Так что необходимая предпосылка любого корректного исследования – обособление познаваемого объекта – по сути соблюдена, но в обеих книгах (отвлекаясь от их различий) не удалось удержать этого обособления. Проявилась «трансценденция» – постоянный выход за пределы темы, – и сказалась она при написании данной книги в том, что никак не удавалось отчетливо выделить части и главы. Книга не хотела замыкаться в них наподобие того, как это делается в исследовании строго на одну тему. Ибо я не находил резких границ общего характера вроде такой, которая отделяет анатомию от физиологии. Анатом, описывая, скажем, легкие, не вторгается на территорию физиолога, а физиолог ему, в свою очередь, не мешает. Буду держать
Вместо того чтобы складывать раздел за разделом в нечто цельное, как дом из кирпичей (способ внутренне комичный и даже раздражающий), я стал писать одно за другим как бы вступления: социологическое, теоретико-информационное, структуралистское, логическое – и так далее. Но и эти «вступления» с неизбежностью и тягостно для меня начинали переходить друг в друга. Если я тогда и забросил на несколько лет работу над этим «Вступлением вступлений» в теорию литературы, то это из-за того, что слишком расстроил меня самый вид толстого тома, в котором все только начинает, предуведомляет, открывает – и ничто не замыкает и не заканчивает. Даже ввести простую имитацию разграничений путем предварительных классификаций – даже это было еще неосуществимее, чем в «Сумме», и такие классификации (и это столь же меня огорчало) были бы еще более жесткими.
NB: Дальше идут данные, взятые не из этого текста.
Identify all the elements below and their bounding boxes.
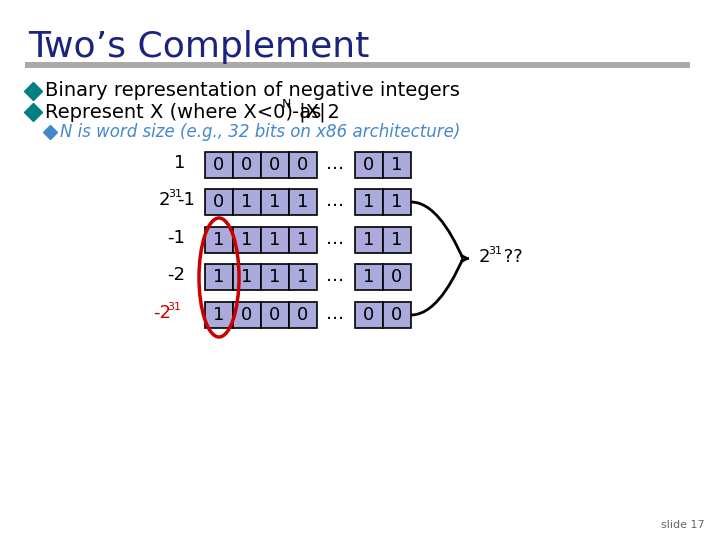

Ибо, насколько мне известно, никто еще не сопоставлял технической эволюции с биологической, а потому в «Сумме» у меня по меньшей мере совесть была спокойна в том отношении, что я не топчу чужих цветов и не ввожу своих уставов в уже густонаселенную область. Напротив, такую область, как литературоведение, трудно назвать пустыней или необитаемым островом. Нельзя было не учесть классических литературоведческих трудов или просто обойти их молчанием. Физикалистский метод – безотносительно к тому хорошему, что о нем можно сказать – всегда ведет себя в такого рода исследованиях отчасти наподобие танка: никого и ничего не щадит на своем пути. Но водитель этого танка не может оправдывать себя одной лишь ссылкой на тупость своей машины: слишком ясно, что танк-то его нематериален.
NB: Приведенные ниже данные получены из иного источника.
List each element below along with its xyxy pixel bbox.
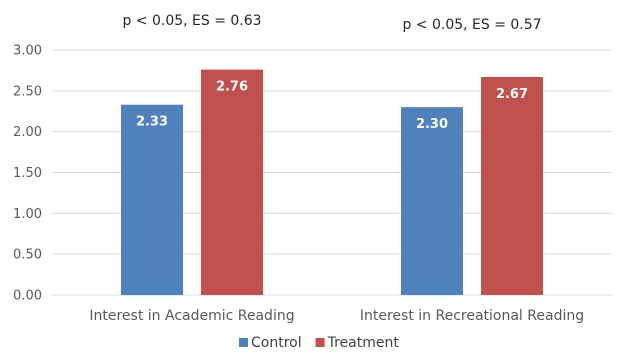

Литература относится к таким сферам человеческой деятельности, исследование которых является одновременно и маргинальным, и необъятным, потому что теория литературы тесно связана с биологией и затем психологией автора и читателя, с их же социологией, с теорией организации и информации, с эстетикой, теорией познания, культурной антропологией и так далее. Можно, таким образом, пойти по одному из двух путей: либо по научному, или рациональному, с самого начала ограничившись только тем, что относится к теории вопроса sensu stricto [1] , а по поводу всех попутно возникающих проблем просто отсылая к соответствующим специальным наукам. Либо же по иррациональному, пытаясь все, что есть в литературе и что с ней связано, постичь из первых рук и вместить в одну книгу и соответственно в одного человека: того, который ее пишет.
1
в строгом (узком) смысле (лат.). – Примеч. пер.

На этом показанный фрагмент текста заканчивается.